Opinion
July 25, 1991
Appeal from the Supreme Court, Albany County (Kahn, J.).
Respondent Conrad Coon agreed to purchase 13 acres of a 56-acre parcel of property located in the Town of Ghent, Columbia County. Coon sells and installs truck-mounted cranes and related equipment. Because he wished to construct a building to house his business on the property, Coon conditioned the purchase on his ability to obtain a use variance for the land, which was zoned for residential and agricultural uses only. When respondent Zoning Board of Appeals of the Town of Ghent granted Coon's application for the use variance, petitioners, who own property adjacent to or near the subject parcel, commenced this CPLR article 78 proceeding to have the determination annulled. Supreme Court granted the petition and annulled the Zoning Board's determination.
As always when reviewing zoning issues, "[w]e begin our analysis by recognizing that `local zoning boards have discretion in considering applications for variances and the judicial function is a limited one. The courts may set aside a zoning board determination only where the record reveals illegality, arbitrariness or abuse of discretion'" (Matter of Village Bd. of Trustees v Zoning Bd. of Appeals, 164 A.D.2d 24, 26, quoting Matter of Cowan v Kern, 41 N.Y.2d 591, 598; see, Matter of La Dirot Assocs. v Smith, 169 A.D.2d 896), or the determination lacks a substantial evidentiary foundation.

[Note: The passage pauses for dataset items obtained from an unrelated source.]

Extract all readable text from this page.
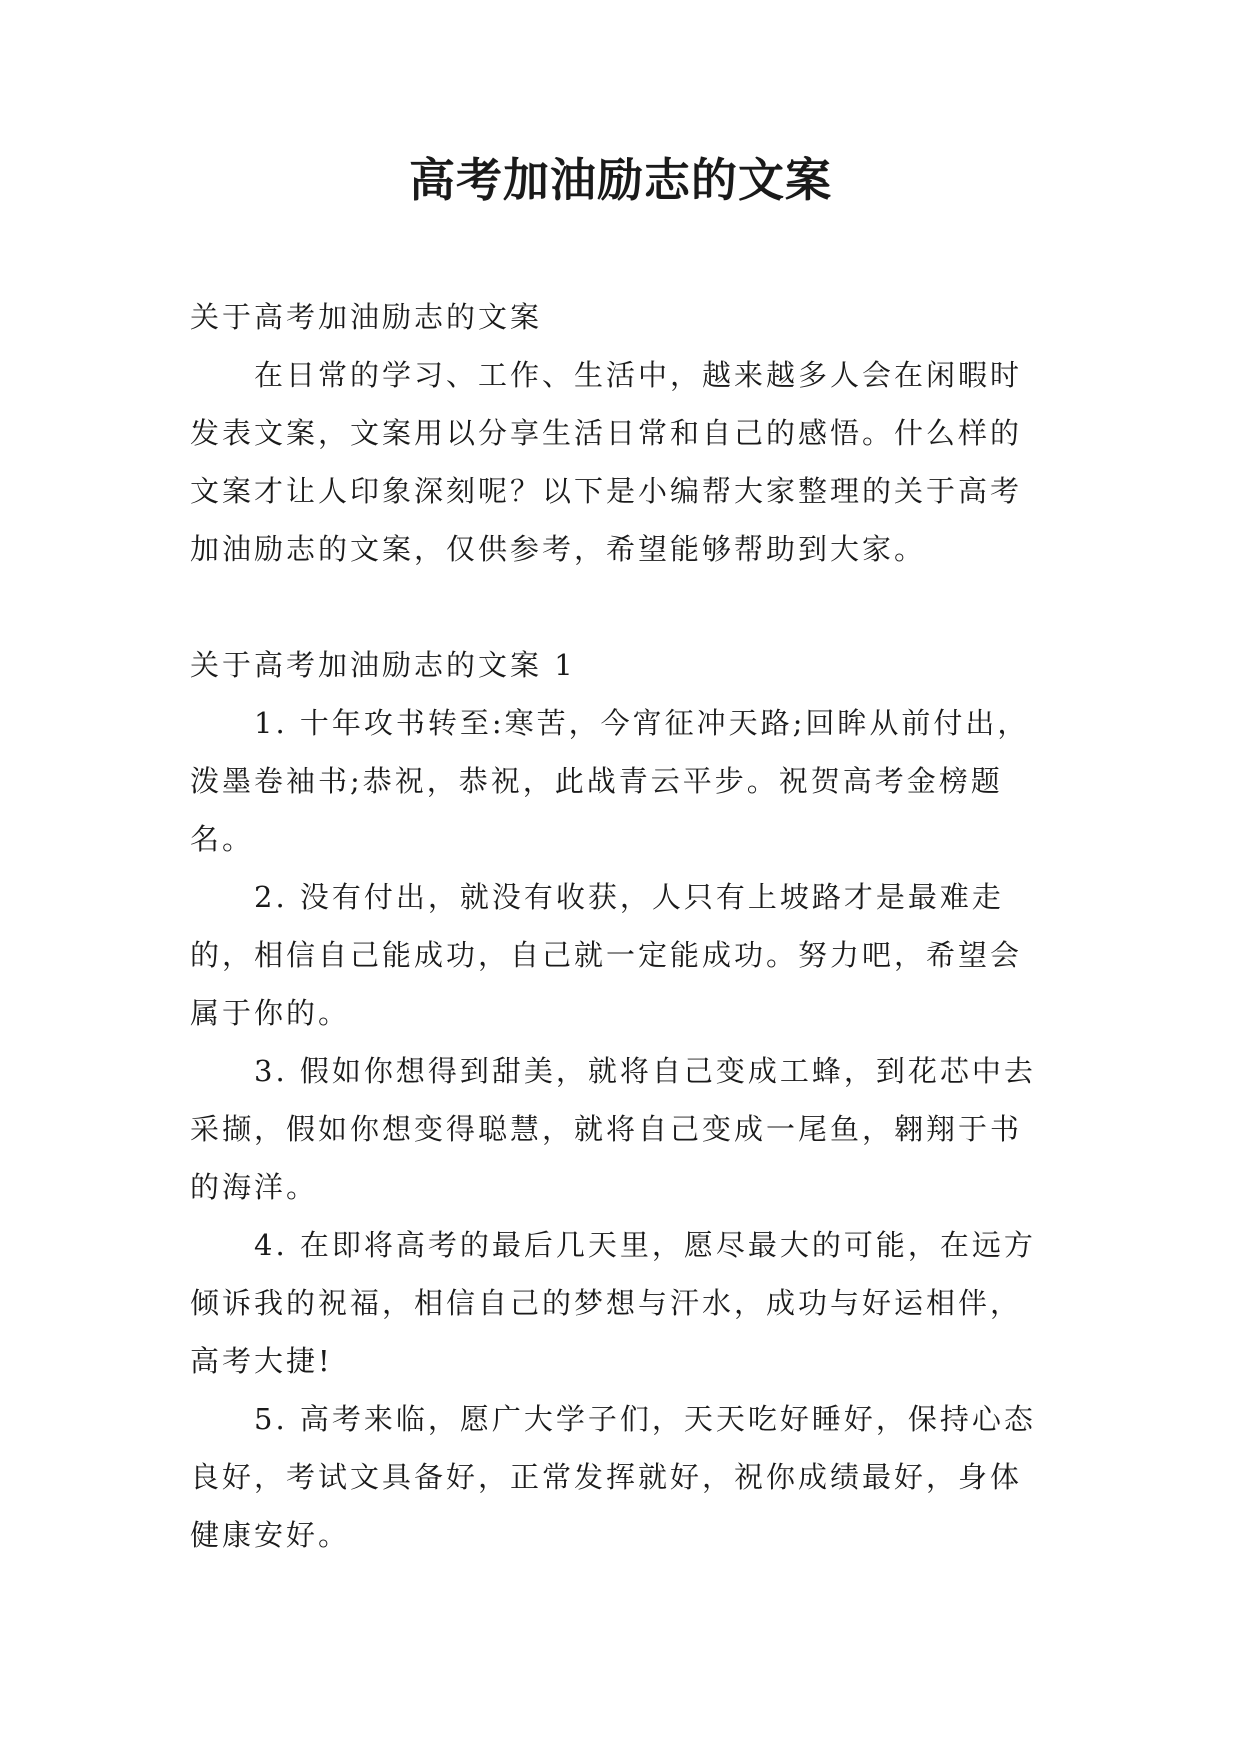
高考加油励志的文案

关于高考加油励志的文案

在日常的学习、工作、生活中，越来越多人会在闲暇时发表文案，文案用以分享生活日常和自己的感悟。什么样的文案才让人印象深刻呢？以下是小编帮大家整理的关于高考加油励志的文案，仅供参考，希望能够帮助到大家。

关于高考加油励志的文案 1

1. 十年攻书转至:寒苦，今宵征冲天路;回眸从前付出，泼墨卷袖书;恭祝，恭祝，此战青云平步。祝贺高考金榜题名。

2. 没有付出，就没有收获，人只有上坡路才是最难走的，相信自己能成功，自己就一定能成功。努力吧，希望会属于你的。

3. 假如你想得到甜美，就将自己变成工蜂，到花芯中去采撷，假如你想变得聪慧，就将自己变成一尾鱼，翱翔于书的海洋。

4. 在即将高考的最后几天里，愿尽最大的可能，在远方倾诉我的祝福，相信自己的梦想与汗水，成功与好运相伴，高考大捷!

5. 高考来临，愿广大学子们，天天吃好睡好，保持心态良好，考试文具备好，正常发挥就好，祝你成绩最好，身体健康安好。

The basis for approving a use variance "is to afford relief to an individual property owner * * * [who] is unable reasonably to use his land because of zoning restrictions" (Matter of Otto v Steinhilber, 282 N.Y. 71, 75 [emphasis supplied]). Thus, before a zoning board may approve a use variance on the ground of unnecessary hardship, the applicant must demonstrate that the landowner cannot earn a reasonable return on the land if used only for a purpose permitted in that zone, the hardship results from circumstances unique to the property and the new use will not alter the essential character of the locality (supra, at 76). Applying these oft-quoted maxims to this case, the Zoning Board's determination must be annulled.
Coon's application to the Zoning Board addressed only the 13-acre site that he wished to purchase and contended that none of the uses permitted provided a reasonable rate of return, the acreage was unique and the character of the area would not be altered if the requested use were permitted. Appended to the application was a short environmental assessment form and a report prepared by a real estate appraiser analyzing the various permitted uses allowed under the Town's zoning ordinance. The latter report evaluated the physical characteristics of the 13 acres and determined that the only permitted use feasible for this acreage, a professional office building, would generate less than a 5% investment return; the appraiser reported that the existence of surrounding industrial properties, heavy traffic on a neighboring highway and poor soil permeability rendered the land unsuitable for residential use. And, because the site contained only 13 acres, it was too small in size to be useful for agricultural purposes.
At a hearing conducted by the Zoning Board, one of the property owners indicated that 26 of the 56 acres of land had been listed for sale with two separate realtors for 1 1/2 years, during which time approximately 15 prospective purchasers inquired about the property for potential commercial use only. Although the inability of a landowner to sell the property for a permitted purpose evinces a lack of reasonable return (see, 3 Anderson, American Law of Zoning § 20.21, at 429 [3d ed]; see, e.g., Matter of Sheeley v Levine, 147 A.D.2d 871, 873), Coon was nonetheless obligated to submit "`dollars and cents' evidence demonstrating that no permissible use w[ould] yield a reasonable return" (Matter of Kontogiannis v Fritts, 144 A.D.2d 850, 851) to the landowner (see, Matter of Village Bd. v Jarrold, 53 N.Y.2d 254, 257-258; see also, 3 Anderson, American Law of Zoning § 20.17, at 415 [3d ed]). No such evidence was forthcoming. The appraisal report provided a dollars and cents evaluation of the proposed site itself, which is only a portion of the owners' acreage. In short, there was insufficient evidence establishing that no permitted use of the owners' 56 acres would allow them a reasonable rate of return (see, Matter of Kontogiannis v Fritts, supra, at 852).
Nor was there evidence that the property was unique. While respondents point to the close proximity of an industrial park, the nearness of a heavily traveled highway, and the unsuitability of the soil to distinguish the proposed site, the record evidence is that neighboring properties share these very same characteristics. Thus, any claim of uniqueness is dispelled (see, Matter of Otto v Steinhilber, supra, at 77; 3 Anderson, American Law of Zoning § 20.35, at 476 [3d ed]).
Because we agree with Supreme Court that the Zoning Board's determination lacked substantial evidence, we find it unnecessary to reach the parties' remaining arguments and affirm the judgment annulling the Zoning Board's determination.
Casey, J.P., Mercure, Crew III and Harvey, JJ., concur. Ordered that the judgment is affirmed, with costs.